# CoDeSys PLCHandler



## Voxe (14 August 2011)

Hallo,

leider führt der Link der "CoDeSys PLCHandler" der 3S - Seite ins leere.

Ich habe gehofft, da kommen Infos für eine Active-X Verbindung zu CoDeSys, ähnlich wie es der Beckhoff mit ADS-OCX anbietet.

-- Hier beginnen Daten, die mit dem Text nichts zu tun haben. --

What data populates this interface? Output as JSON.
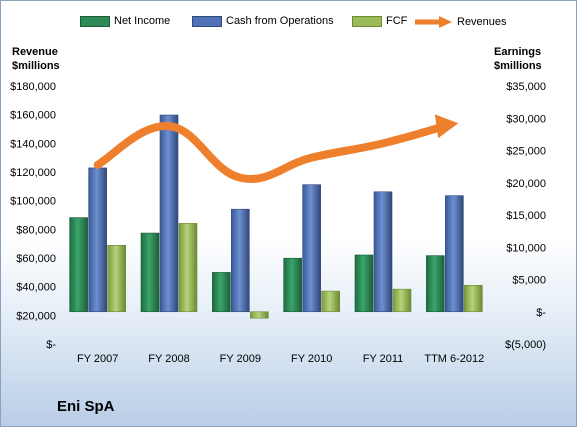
{
  "company": "Eni SpA",
  "left_axis_title": [
    "Revenue",
    "$millions"
  ],
  "right_axis_title": [
    "Earnings",
    "$millions"
  ],
  "colors": {
    "net_income": "#2e8b57",
    "cash_ops": "#4f72b8",
    "fcf": "#9bbb59",
    "revenues": "#ee7f2d"
  },
  "chart_data": {
    "type": "bar",
    "categories": [
      "FY 2007",
      "FY 2008",
      "FY 2009",
      "FY 2010",
      "FY 2011",
      "TTM 6-2012"
    ],
    "series": [
      {
        "name": "Net Income",
        "axis": "right",
        "values": [
          14600,
          12200,
          6100,
          8300,
          8800,
          8700
        ]
      },
      {
        "name": "Cash from Operations",
        "axis": "right",
        "values": [
          22300,
          30500,
          15900,
          19700,
          18600,
          18000
        ]
      },
      {
        "name": "FCF",
        "axis": "right",
        "values": [
          10300,
          13700,
          -1000,
          3200,
          3500,
          4100
        ]
      },
      {
        "name": "Revenues",
        "type": "line",
        "axis": "left",
        "values": [
          125000,
          152000,
          116000,
          130000,
          140000,
          154000
        ]
      }
    ],
    "left_axis": {
      "min": 0,
      "max": 180000,
      "step": 20000,
      "tick_labels": [
        "$-",
        "$20,000",
        "$40,000",
        "$60,000",
        "$80,000",
        "$100,000",
        "$120,000",
        "$140,000",
        "$160,000",
        "$180,000"
      ]
    },
    "right_axis": {
      "min": -5000,
      "max": 35000,
      "step": 5000,
      "tick_labels": [
        "$(5,000)",
        "$-",
        "$5,000",
        "$10,000",
        "$15,000",
        "$20,000",
        "$25,000",
        "$30,000",
        "$35,000"
      ]
    },
    "legend_position": "top",
    "grid": false
  }
}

Weiss jemand etwas über eine Active-X Verbindung für Hochsprachen zu CoDeSys 

Gruß, Voxe


----------



## cybertracepda (14 August 2011)

Hallo !
ich habe mal bei Codesys nachgefragt und bekam die Antwort, es gibt eine dokumentierte API, die kostenpflichtig ist so ca. €3000 als Lizenz /wahrscheinlich verhandelbar,
Da kann man dann über Hochsprache auf die PLC Variablen zugreifen.
Eine andere Option wäre der OPC Server von Codesys, der gratis dabei ist.
Habe hier selber schon eine Anbindung mit Delphi gemacht und das funktioniert gut

mfg
Cybertrace


----------



## Voxe (14 August 2011)

Hallo @cyber,

hast du das mit Delphi mit dem OPC-Server gemacht 

Da ich nur rumspiele, sind 3k Euronen nicht akzeptabel.

Naja, was jetzt kommt kannste dir denken, Delphi passt, haste ein Beispiel, oder führt das zu weit. Will eigentlich nur auf die richtige Spur.

Gruß, Voxe


----------